I should state at the outset that I have had the pleasure of appearing with David at various speeches and I like him a great deal. More importantly, I respect him greatly as a lawyer. Finally, he is doing his best to protect a client who has been devastated by hackers who some believe originate in North Korea (where the “Dear One” is royally ticked over a mocking movie based on his character).
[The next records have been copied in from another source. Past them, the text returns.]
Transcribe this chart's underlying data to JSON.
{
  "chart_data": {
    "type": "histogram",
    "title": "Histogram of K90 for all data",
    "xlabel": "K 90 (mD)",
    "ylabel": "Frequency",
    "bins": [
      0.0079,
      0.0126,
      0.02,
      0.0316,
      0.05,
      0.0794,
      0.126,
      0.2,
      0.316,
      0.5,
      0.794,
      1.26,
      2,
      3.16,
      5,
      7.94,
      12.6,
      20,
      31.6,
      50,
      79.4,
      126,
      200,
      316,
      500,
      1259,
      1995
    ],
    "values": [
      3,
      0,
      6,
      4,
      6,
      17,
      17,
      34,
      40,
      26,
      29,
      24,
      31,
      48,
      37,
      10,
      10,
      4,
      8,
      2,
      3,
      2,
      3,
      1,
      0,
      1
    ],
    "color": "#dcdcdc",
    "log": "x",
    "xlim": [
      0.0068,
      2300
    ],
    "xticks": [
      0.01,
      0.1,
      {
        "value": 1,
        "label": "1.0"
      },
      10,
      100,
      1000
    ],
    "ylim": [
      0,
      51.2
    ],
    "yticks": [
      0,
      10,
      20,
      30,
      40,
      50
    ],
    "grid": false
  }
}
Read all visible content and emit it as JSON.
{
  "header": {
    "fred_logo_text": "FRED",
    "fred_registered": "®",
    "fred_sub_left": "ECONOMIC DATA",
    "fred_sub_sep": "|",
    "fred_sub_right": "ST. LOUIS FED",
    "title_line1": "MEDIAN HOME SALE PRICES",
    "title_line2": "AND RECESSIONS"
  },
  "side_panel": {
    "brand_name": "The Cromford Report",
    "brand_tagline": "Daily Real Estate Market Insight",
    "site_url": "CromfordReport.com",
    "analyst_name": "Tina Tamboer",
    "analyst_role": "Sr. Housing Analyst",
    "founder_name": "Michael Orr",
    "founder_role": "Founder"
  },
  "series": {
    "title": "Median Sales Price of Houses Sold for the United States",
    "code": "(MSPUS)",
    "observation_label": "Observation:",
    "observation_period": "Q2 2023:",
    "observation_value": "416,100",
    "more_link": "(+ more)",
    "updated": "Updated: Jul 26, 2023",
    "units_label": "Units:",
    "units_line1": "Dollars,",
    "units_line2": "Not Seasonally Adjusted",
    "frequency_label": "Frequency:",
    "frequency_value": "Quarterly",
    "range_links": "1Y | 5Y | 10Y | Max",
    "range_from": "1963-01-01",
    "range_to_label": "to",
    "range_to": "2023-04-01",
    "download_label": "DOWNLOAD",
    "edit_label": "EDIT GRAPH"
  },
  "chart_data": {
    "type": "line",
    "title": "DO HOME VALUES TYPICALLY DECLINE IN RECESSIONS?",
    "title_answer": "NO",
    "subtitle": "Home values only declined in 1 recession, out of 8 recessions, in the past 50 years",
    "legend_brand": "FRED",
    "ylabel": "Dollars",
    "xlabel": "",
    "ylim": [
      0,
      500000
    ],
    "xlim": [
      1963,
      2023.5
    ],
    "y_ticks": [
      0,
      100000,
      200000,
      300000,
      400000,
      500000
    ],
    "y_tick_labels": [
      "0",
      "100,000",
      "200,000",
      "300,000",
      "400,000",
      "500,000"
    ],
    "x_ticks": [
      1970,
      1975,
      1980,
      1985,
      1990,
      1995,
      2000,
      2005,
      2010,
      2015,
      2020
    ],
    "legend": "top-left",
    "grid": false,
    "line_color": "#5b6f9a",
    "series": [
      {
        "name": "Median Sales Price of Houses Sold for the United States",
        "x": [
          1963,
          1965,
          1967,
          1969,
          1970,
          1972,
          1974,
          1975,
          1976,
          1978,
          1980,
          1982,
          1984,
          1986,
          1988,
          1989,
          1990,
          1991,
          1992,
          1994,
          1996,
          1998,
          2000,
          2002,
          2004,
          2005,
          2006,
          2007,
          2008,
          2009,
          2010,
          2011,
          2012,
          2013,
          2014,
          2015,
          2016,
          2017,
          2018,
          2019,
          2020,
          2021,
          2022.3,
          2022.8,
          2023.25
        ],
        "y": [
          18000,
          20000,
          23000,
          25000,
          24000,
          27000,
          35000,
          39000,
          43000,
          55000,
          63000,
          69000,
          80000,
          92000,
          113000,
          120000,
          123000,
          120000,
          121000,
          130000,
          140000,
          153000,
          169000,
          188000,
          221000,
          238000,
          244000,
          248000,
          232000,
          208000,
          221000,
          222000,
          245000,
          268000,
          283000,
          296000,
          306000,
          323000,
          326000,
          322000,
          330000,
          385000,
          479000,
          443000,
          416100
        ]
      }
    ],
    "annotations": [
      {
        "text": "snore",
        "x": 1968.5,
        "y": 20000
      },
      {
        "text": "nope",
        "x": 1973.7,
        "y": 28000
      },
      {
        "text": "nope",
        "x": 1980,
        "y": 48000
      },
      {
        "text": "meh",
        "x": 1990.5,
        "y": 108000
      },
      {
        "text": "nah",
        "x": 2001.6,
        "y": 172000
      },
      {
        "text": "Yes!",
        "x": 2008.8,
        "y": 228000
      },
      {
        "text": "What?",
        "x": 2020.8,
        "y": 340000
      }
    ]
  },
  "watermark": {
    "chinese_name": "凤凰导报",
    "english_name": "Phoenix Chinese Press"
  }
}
The hack attack is the Wikileaks scandal of Hollywood. Stars are portrayed as spoiled brats and dysfunctional idiots while differences in pay are being bantered about by pundits. Boies has tried to stop the torrent of bad press with a letter sent to media “to ensure that you are aware that SPE does not consent to your possession, review copying, dissemination, publication, uploading, downloading or making any use of the stolen information, and to request your cooperation in destroying the stolen information.” He further warns that the publication of this material furthers “an on-going campaign explicitly seeking to prevent SPE from distributing a motion picture.” That suggests that media could be sued for not just using the material but aggravating the injury from this campaign. Boies states that his client “does not consent to your possession, review, copying, dissemination, publication, uploading, downloading, or making any use of the stolen information.” In case there is any confusion, Boies warns that “If you do not comply with this request, and the stolen information is used or disseminated by you in any manner, Sony Pictures Entertainment will have no choice but to hold you responsible for any damage or loss arising from such use or dissemination by you.”
Everyone from the New York Times to the Hollywood Reporter have received the letter.
Since the media were not involved in the hacking (for which people can be legitimately sued as well as prosecuted), the First Amendment protects the use of this information in my view as a matter of public interest. In 2001, the Court ruled 6-3 in Bartnicki v. Vopper, that a radio broadcaster that aired an illegally recorded cellphone conversation between a teachers’ union president and a top union negotiator was not liable given the protections of the First Amendment. Former Justice John Paul Stevens wrote that “A stranger’s illegal conduct does not suffice to remove the First Amendment shield from speech about a matter of public concern.”
Another case should be familiar to Christopher Dodd, who has been working to control the damage of the hack as Chairman and CEO of the Motion Picture Association of America. His father, Senator Thomas Dodd, sued two investigative reporters, Drew Pearson and Jack Anderson, over their use of leaked documents that ex-staffers took from his Senate office. In Pearson v. Dodd, the
The court ruled against Dodd’s dad:
Here we have separately considered the nature of appellants’ publications concerning appellee, and have found that the matter published was of obvious public interest. The publication was not itself an invasion of privacy. Since we have also concluded that appellants’ role in obtaining the information did not make them liable to appellee for intrusion, their subsequent publication, itself no invasion of privacy, cannot reach back to render that role tortious.
This is not to say that a credible argument cannot be made. Indeed, there are a few troubling cases of prior restraint, including one this year. However, those district court judges who have ignored constitutional protections and imposed prior restraints have often been reversed. This was the case in the clearly improper prior restraint imposed against Business Week magazine in publishing documents that were placed under seal in Procter & Gamble Co. v. Bankers Trust Co. The Sixth Circuit reversed, 78 F.3d 219 (6th Cir. 1996) and stressed that prohibiting the publication of a news story is “the essence of censorship.” The court ruled:
This appeal raises the issue of whether the bedrock First Amendment principle that the press shall not be subjected to prior restraints can be set aside when a federal court perceives a threat to the secrecy of material placed under seal by stipulation of the parties. We are guided by the holding of the First Circuit in In the Matter of Providence Journal Company that even a temporary restraint on pure speech is improper “absent the most compelling circumstances.” 820 F.2d 1342, 1351, modified on reh’g by 820 F.2d 1354 (1st Cir. 1986), cert. granted and dismissed on other grounds .
Those compelling circumstances are extremely rare and pretty dire. It is not really the type of thing that arises when Angelina Jolie is called a “minimally talented spoiled brat.”
In other words, the letter falls short of a serious threat against the media. I would however love to see Boies sue the “Dear One.” That would make for not just a great case but an even greater movie. Could The Lawsuit be a sequel to The Interview?